Autumn Checklist: Apple Picking, Pumpkin Spice Lattes, Halloween Costumes, and Flu Vaccines

The arrival of flu vaccines to our office is the final signal that summer has officially ended.  Kids are back to school (and are happily sharing their germs) and all the after-school and weekend extracurricular activities mean our schedules are full.  Along with apple picking, pumpkin spice lattes, and Halloween costumes, autumn is also flu vaccination season.

Of course, many people use the term “the flu” to mean different kinds of illnesses.  Some people are referring to the “stomach flu” which causes vomiting and diarrhea, and others use the term to talk about the common cold with symptoms such as nasal congestion and runny noses.  And then there is the less well known and under-diagnosed “man-flu,” where any minor cold or virus causes seemingly exaggerated symptoms when experienced by grown men.

However, the “real flu” caused by the influenza virus is different from these conditions and is no joking matter.  This virus causes high fever, severe headache and sore throat, body ache, runny nose, congestion, and cough.  You are usually ill for a week and even after symptoms subside it can take days to regain your strength and energy.

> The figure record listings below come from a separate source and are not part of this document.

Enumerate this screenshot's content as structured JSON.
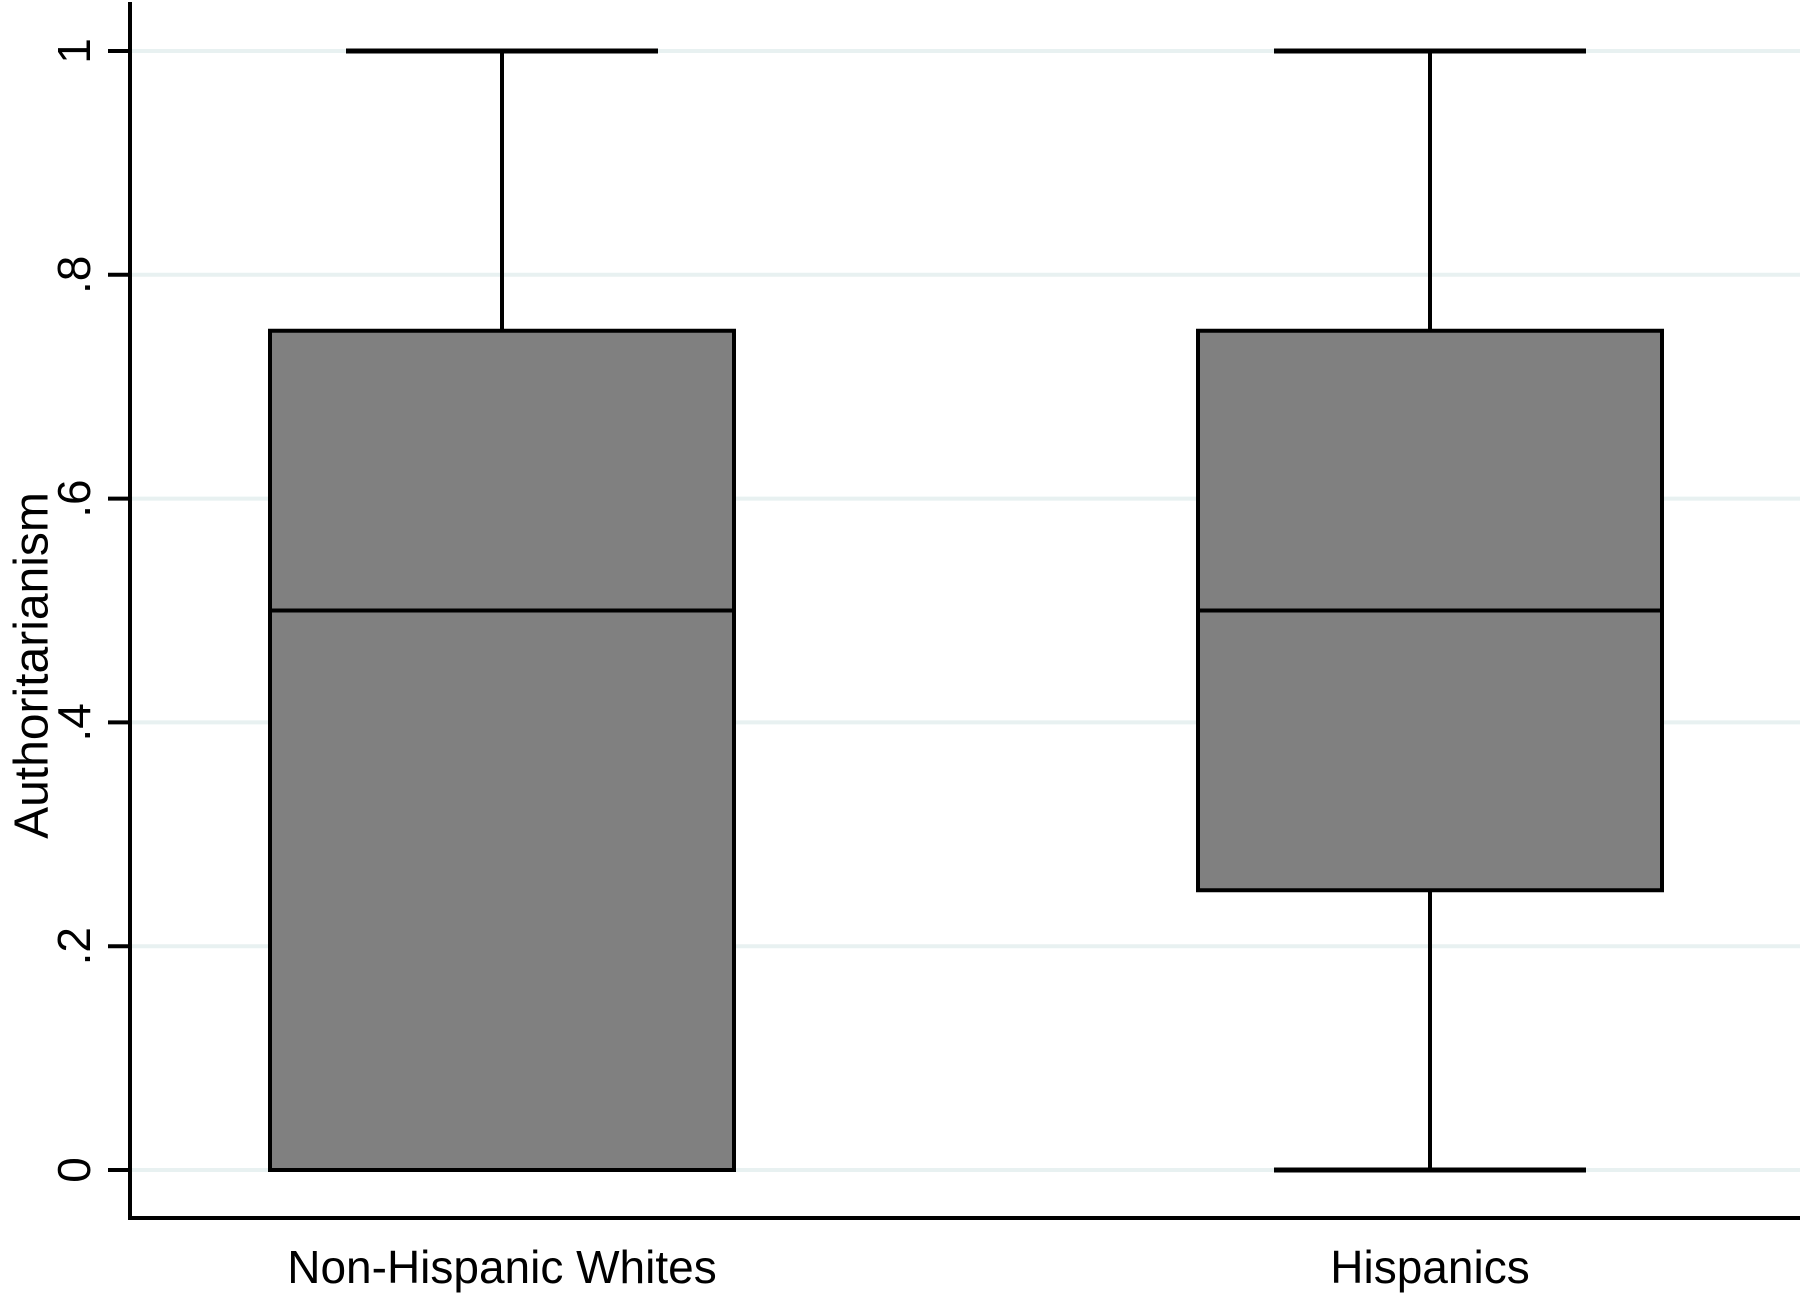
{
  "figure": {
    "background": "#ffffff"
  },
  "chart_data": {
    "type": "box",
    "title": "",
    "xlabel": "",
    "ylabel": "Authoritarianism",
    "ylim": [
      0,
      1
    ],
    "yticks": [
      0,
      0.2,
      0.4,
      0.6,
      0.8,
      1
    ],
    "ytick_labels": [
      "0",
      ".2",
      ".4",
      ".6",
      ".8",
      "1"
    ],
    "ytick_label_angle": -90,
    "categories": [
      "Non-Hispanic Whites",
      "Hispanics"
    ],
    "series": [
      {
        "name": "Non-Hispanic Whites",
        "lower_whisker": 0,
        "q1": 0,
        "median": 0.5,
        "q3": 0.75,
        "upper_whisker": 1
      },
      {
        "name": "Hispanics",
        "lower_whisker": 0,
        "q1": 0.25,
        "median": 0.5,
        "q3": 0.75,
        "upper_whisker": 1
      }
    ],
    "grid": true,
    "legend_position": "none",
    "colors": {
      "box_fill": "#808080",
      "box_border": "#000000",
      "median_line": "#000000",
      "whisker_line": "#000000",
      "axis_line": "#000000",
      "grid_line": "#e8f1f1",
      "text": "#000000"
    }
  }
}
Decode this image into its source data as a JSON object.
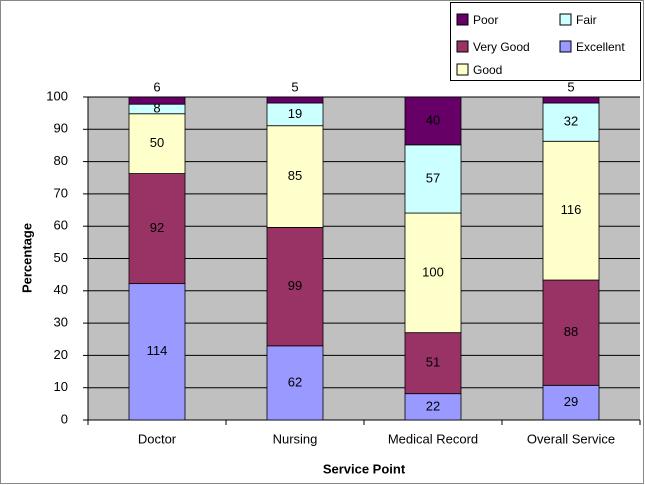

In addition, children less than five years old are considered a high risk category for developing complications from influenza.  These potential complications include:

  • Ear infections
  • Sinus infections
  • Croup
  • Bronchiolitis (infection in the lower airways causing cough and wheezing)
  • Pneumonia

Any of these conditions (or worse, a combination of them) can cause your child to become severely ill. According to the Center for Disease Control and Prevention (CDC), each year 20,000 children under the age of 5 years old are hospitalized for flu-related complications.

Tragically, each year people die of complications from the flu.  In the  2013 and 2014 flu seasons, the CDC reported over 100 of such pediatric deaths each year, and 90% of these children (from 2013 data) had not received a flu vaccine.

Clearly, this is an illness that you should do everything you can to avoid experiencing and spreading within your family and community.  The flu virus is transferred by respiratory droplets, so all it takes is one sneeze or cough and the virus is airborne.  It can land on another person or on an object and then infect someone else when they touch that object and then their face.  Just imagine how easily this virus is spread at school, the workplace, or home.

While you could take your family to a deserted tropical island every winter to try to avoid the flu, it’s probably easier to get the influenza vaccine every autumn.  There are two forms of this vaccine – the inactivated (killed) virus injection (shot) and the attenuated (live) virus flumist  (nasal spray).  The shot is approved for infants six months old and up, and the nasal spray is indicated for healthy children at least two years old up to adults less than 50 years old.

These vaccines protect against three or four strains of the influenza virus depending on the specific vaccine you receive.  Unfortunately, these vaccines do not protect against all strains of the influenza virus, but clearly some protection is better than none.  Also, if you are unlucky enough to still contract the virus, it is more likely to be a less severe illness if you have had your flu immunization.

So please take my advice, organize your Halloween costumes now, enjoy the pumpkin spice lattes while you can, and bring your child for a flu vaccination before the flu season hits. And while you’re at it, go ahead and arrange to get one for yourself as well.  As more people receive the vaccine, the less likely everyone is to get the flu, and nobody wants to miss a week of school or work for this miserable illness.